Do you think of your art as political?
When people talk about political art, they generally mean something
that is one-dimensional, about one cause or one specific issue, that
doesn’t open itself up to much greater political issues. But I’m really
dealing with the empowerment of the individual. I’ve always thought my
art has been very political.
Do you make your art deliberately provocative?
No. When I was a younger artist I had great respect for the
avant-garde. I just loved the idea of trying to make something new and
different, because it was about bringing something to the table. But I
believe that if you try to make something just to shock it ends up not
having a very long lifespan. It’s not going to be archetypal or iconic
or anything. What’s most shocking is honesty. If you’re really honest
with yourself, that’s what people really find most shocking.

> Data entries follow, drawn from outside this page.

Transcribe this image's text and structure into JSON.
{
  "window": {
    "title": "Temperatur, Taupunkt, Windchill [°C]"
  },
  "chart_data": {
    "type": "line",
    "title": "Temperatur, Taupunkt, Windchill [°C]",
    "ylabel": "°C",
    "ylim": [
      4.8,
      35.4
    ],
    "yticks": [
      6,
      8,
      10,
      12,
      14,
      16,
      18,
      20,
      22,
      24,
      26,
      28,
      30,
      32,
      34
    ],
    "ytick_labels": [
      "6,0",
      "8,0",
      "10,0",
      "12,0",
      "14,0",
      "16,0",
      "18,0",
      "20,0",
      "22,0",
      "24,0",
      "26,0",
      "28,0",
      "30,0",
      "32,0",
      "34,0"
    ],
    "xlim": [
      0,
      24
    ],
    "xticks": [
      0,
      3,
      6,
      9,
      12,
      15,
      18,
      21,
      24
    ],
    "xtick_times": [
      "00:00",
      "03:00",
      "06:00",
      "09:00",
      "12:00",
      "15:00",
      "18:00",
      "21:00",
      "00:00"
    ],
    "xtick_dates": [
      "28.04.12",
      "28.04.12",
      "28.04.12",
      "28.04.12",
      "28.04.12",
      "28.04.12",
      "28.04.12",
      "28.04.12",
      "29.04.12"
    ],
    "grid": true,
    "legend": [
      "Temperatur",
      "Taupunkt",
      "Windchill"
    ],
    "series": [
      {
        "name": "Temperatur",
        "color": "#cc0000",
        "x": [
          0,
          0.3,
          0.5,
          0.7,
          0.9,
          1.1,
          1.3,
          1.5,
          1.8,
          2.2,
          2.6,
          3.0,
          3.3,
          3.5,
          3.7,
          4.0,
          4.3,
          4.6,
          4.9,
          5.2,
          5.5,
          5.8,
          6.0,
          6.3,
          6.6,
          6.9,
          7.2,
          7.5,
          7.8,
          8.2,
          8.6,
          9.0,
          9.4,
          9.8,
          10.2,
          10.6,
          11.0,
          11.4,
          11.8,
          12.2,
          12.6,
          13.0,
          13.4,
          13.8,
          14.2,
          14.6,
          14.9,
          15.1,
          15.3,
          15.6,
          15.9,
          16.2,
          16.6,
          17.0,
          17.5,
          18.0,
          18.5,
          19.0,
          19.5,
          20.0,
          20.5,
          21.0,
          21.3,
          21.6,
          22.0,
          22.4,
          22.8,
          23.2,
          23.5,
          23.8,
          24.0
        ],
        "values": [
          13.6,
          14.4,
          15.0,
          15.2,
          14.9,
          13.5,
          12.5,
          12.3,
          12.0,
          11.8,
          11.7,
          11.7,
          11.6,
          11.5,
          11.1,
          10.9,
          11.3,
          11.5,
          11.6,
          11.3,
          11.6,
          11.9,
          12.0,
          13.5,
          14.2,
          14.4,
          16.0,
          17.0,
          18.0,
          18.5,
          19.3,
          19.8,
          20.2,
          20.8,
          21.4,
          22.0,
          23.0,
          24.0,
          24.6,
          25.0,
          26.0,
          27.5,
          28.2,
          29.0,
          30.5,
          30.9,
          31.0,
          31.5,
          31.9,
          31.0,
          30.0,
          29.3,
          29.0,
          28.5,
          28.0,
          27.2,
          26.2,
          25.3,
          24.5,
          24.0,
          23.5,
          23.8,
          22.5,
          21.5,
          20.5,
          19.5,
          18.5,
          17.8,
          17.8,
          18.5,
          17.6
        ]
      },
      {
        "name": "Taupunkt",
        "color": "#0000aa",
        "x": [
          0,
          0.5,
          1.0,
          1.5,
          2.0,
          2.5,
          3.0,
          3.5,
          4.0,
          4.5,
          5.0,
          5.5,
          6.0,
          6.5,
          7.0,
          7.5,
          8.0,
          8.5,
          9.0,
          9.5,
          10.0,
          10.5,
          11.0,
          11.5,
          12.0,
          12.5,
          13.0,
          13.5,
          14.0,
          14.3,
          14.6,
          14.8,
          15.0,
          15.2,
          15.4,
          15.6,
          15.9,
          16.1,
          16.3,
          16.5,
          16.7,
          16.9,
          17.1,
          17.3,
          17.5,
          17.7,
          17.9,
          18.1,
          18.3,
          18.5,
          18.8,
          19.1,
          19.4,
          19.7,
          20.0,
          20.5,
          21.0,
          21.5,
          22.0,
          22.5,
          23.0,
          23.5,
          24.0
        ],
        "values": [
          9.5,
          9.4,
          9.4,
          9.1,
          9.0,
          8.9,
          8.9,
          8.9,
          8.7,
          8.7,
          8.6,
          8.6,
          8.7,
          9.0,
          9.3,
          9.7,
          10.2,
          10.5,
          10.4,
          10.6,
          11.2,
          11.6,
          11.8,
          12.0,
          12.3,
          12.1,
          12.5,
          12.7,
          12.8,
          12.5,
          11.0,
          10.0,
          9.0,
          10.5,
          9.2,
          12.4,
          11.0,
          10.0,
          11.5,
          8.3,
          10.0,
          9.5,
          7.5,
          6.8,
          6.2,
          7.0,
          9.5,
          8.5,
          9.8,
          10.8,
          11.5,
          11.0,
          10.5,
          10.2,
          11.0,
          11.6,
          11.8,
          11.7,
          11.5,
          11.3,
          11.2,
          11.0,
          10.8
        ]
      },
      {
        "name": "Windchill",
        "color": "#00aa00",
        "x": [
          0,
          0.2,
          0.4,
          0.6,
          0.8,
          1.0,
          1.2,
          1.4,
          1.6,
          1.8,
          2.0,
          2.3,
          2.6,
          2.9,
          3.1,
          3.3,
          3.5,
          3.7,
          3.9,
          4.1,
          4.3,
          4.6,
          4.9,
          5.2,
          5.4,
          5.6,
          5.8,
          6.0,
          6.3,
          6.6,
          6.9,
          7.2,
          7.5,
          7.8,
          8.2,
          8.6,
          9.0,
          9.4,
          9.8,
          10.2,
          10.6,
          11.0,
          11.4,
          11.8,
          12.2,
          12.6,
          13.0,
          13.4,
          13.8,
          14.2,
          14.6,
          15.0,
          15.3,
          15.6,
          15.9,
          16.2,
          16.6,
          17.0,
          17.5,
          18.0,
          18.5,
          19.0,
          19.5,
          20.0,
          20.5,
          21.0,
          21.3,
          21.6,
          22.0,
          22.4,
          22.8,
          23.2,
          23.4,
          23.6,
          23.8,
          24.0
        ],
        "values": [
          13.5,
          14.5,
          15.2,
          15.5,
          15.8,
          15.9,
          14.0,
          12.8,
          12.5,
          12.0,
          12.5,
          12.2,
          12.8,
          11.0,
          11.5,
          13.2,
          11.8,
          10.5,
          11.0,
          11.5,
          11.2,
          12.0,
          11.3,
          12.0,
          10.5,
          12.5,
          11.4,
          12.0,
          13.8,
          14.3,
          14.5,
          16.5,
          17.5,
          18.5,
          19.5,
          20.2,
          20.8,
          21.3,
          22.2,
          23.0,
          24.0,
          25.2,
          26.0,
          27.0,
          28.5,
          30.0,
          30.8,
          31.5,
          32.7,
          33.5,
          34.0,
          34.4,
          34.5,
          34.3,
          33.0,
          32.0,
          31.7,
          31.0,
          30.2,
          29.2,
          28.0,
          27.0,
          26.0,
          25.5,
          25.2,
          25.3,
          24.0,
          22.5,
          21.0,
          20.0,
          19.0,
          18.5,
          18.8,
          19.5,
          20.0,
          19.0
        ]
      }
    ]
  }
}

Well, one piece people might find shocking is Sacred Heart . What’s behind that work?
The meaning of Sacred Heart is not specific, and it comes
from the work itself. I remember seeing a chocolate heart in Munich
wrapped in reflective cellophane. It had two figures on the front – a
little boy and a little girl – and I removed them to try to make
something that balances. The piece balances on a fine point. It weighs
a couple of tons. There’s a lot of steel there. But it tries to be
somewhat graceful. It’s up on its toe like a ballerina. There’s some
defying of gravity. It’s also on a tightrope between the baroque and
something a little more modern. It could represent romantic love or
spiritual love or Christian love. The bow might suggest that it is a
present. Or it could be like a crown of thorns.
Your polished steel pieces are highly reflective, but their
surfaces also distort reality. Is that an invitation for the viewer to
find their own meanings in the work?
Well, I think that works have to be chameleon to a certain degree. If a
work isn’t chameleon, eventually someone is going to be in front of it
and not find any meaning. Things change and works have to be adaptable
to be able to absorb meanings that people place on them or find in
them.
Is Sacred Heart a religious work?
I’m not involved in any standardized religion. If somebody finds
significance or meaning in something, that’s absolutely wonderful. And
whatever that meaning or significance is, if it helps to push against
somebody’s parameters, then that’s fantastic. I believe in things being
socially benefiting. I believe in absolute freedom of gesture and
anarchy and all of these things, as long as it doesn’t endanger others.
I believe that art should have all the freedom in the world. But there
is a moral responsibility that comes along with that. So you should
embrace all that power but then accept the moral responsibility as
well.
You were just talking about your dialog with Warhol. He said that he wanted to be a “business artist.” Is that what you are?
I am not a business artist. And I would like to think that Andy
wasn’t either. My work’s not about business, but I was brought up to be
very self-reliant, so whatever I do in life I believe I should be able
to take care of myself and my family. There are certain demands, but
that’s the same with any kind of success.
Is this huge operation that you run, with these dozens of
artists producing your art, just the necessary means of making the work?
That’s right. I’m not involved in business art, that’s not my interest.
My interest has always been in art. I remember when I was 16 and I
turned on the radio and heard Led Zeppelin. That was when I came into
contact with how powerful art can be. It was a very moving experience,
and I thought, “I want part of this.”